L’unico motivo che censura la seconda ragione della decisione è appunto il quarto, che può essere esaminato preliminarmente e risulta non meritevole di accoglimento.

Con esso infatti si impugna la sentenza con un motivo inammissibilmente promiscuo che contiene la contemporanea deduzione di violazioni di legge e di vizi di motivazione, senza alcuna adeguata indicazione di quale errore, tra quelli dedotti, sia riferibile ai singoli vizi che devono essere riconducibili ad uno di quelli tipicamente indicati dall’art. 360 c.p.c., comma 1, così non consentendo una corretta identificazione del devolutum e dando luogo all’impossibile convivenza, in seno al medesimo motivo di ricorso, “di censure caratterizzate da… irredimibile eterogeneità” (Cass.

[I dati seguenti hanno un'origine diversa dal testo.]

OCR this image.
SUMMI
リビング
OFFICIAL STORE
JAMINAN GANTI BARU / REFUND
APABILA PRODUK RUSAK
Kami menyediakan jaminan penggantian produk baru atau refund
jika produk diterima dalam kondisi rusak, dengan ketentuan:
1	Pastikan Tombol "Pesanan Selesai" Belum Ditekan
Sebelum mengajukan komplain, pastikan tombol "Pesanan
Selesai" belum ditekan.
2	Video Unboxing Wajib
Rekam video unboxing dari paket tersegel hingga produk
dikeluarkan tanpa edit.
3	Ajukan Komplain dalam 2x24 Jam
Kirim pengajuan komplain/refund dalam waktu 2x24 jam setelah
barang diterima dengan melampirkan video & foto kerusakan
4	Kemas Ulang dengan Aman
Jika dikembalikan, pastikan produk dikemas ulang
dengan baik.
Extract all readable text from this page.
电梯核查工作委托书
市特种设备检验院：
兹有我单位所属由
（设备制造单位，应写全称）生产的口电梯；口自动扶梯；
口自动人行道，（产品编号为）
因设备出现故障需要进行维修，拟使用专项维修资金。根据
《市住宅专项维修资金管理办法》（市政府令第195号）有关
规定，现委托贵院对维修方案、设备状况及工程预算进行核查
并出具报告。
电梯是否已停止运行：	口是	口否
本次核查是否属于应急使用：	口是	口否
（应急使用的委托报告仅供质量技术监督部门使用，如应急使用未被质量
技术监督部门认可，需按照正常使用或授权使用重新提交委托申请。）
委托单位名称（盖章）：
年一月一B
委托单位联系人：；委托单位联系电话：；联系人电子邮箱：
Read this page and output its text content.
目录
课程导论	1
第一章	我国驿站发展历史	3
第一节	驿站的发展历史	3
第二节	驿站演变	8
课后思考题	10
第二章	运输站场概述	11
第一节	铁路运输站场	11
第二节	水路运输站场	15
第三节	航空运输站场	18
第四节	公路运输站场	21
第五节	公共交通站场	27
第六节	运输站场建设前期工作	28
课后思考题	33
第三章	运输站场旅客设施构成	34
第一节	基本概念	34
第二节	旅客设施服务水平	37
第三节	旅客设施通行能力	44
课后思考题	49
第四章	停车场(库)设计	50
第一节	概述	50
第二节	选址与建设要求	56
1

SS.UU. n. 26242 del 2014; cfr anche Cass. SS.UU. n. 17931 del 2013; conf., da ultimo, Cass. n. 14317 del 2016).

Inoltre, quanto all’omesso esame di un fatto decisivo, con esso si contesta l’accertamento di una volontà negoziale riservato al giudice di merito e non sindacabile oltre i limiti del novellato dell’art. 360 c.p.c., n. 5, che nella specie il Collegio non reputa travalicati alla stregua della rigorosa interpretazione offerta da questa Corte a Sezioni Unite con le sentenze nn. 8053 e 8054 del 2014.

Il patto aggiuntivo risulta di poi comunque sottoscritto dalle parti – secondo la ricostruzione fattuale della Corte territoriale non censurabile in questa sede- in forma espressa, nè risulta, dal corpo del motivo, quando e come sarebbe stato impugnato ai sensi dell’art. 2113 c.c.. Nè tanto meno, in disparte del carattere di novità delle doglianze, appare meramente potestativa una condizione che subordina l’assunzione al superamento della prova della guida del motomezzo necessario per lo svolgimento delle mansioni per le quali la M. avrebbe dovuto essere assunta, non essendo altresì mossa alcuna contestazione in ordine al fatto che la prova non era stata superata, nè che la stessa fosse stata correttamente espletata.

Il rigetto di tale motivo rende immediatamente inammissibili gli altri, riguardanti l’altra ratto decidendi. Invero – sulla scorta della giurisprudenza di questa Corte, secondo cui, qualora la sentenza impugnata sia basata su una motivazione strutturata in una pluralità di ordini di ragioni, convergenti o alternativi, autonomi l’uno dallo altro, e ciascuno, di per sè solo, idoneo a supportare il relativo dictum, la resistenza di una di queste rationes agli appunti mossigli con l’impugnazione comporta che la decisione deve essere tenuta ferma sulla base del profilo della sua ratto non, o mal, censurato privando in tal modo l’impugnazione dell’idoneità al raggiungimento del suo obiettivo funzionale, rappresentato dalla rimozione della pronuncia contestata (cfr., in merito, ex multis, Cass. n. 4349 del 2001, Cass. n. 4424 del 2001; Cass. n. 24540 del 2009) – può altresì ritenersi nel caso di specie che se l’indicata seconda ragione della decisione “resiste” all’impugnazione proposta dalla ricorrente è del tutto ultronea la verifica di ogni ulteriore censura, perchè l’eventuale accoglimento di tutte o di una di esse non condurrebbe mai alla cassazione della sentenza gravata.

5. – Conclusivamente il ricorso va respinto. Le spese seguono secondo legge la soccombenza liquidate come da dispositivo. Occorre dare atto altresì della sussistenza dei presupposti di cui al D.P.R. n. 115 del 2002, art. 13, comma 1 quater, come modificato dalla L. n. 228 del 2012, art. 1, comma 17.

PQM

La Corte rigetta il ricorso e condanna parte ricorrente al pagamento delle spese liquidate in Euro 4.600,00, di cui Euro 100,00 per esborsi, oltre accessori secondo legge e spese generali al 15%.

Ai sensi del D.P.R. n. 115 del 2002, art. 13, comma 1 quater, dà atto della sussistenza dei presupposti per il versamento, da parte della ricorrente, dell’ulteriore importo a titolo di contributo unificato pari a quello dovuto per il ricorso a norma dello stesso art. 13, comma 1 bis.

Così deciso in Roma, nella Camera di Consiglio, il 16 novembre 2016.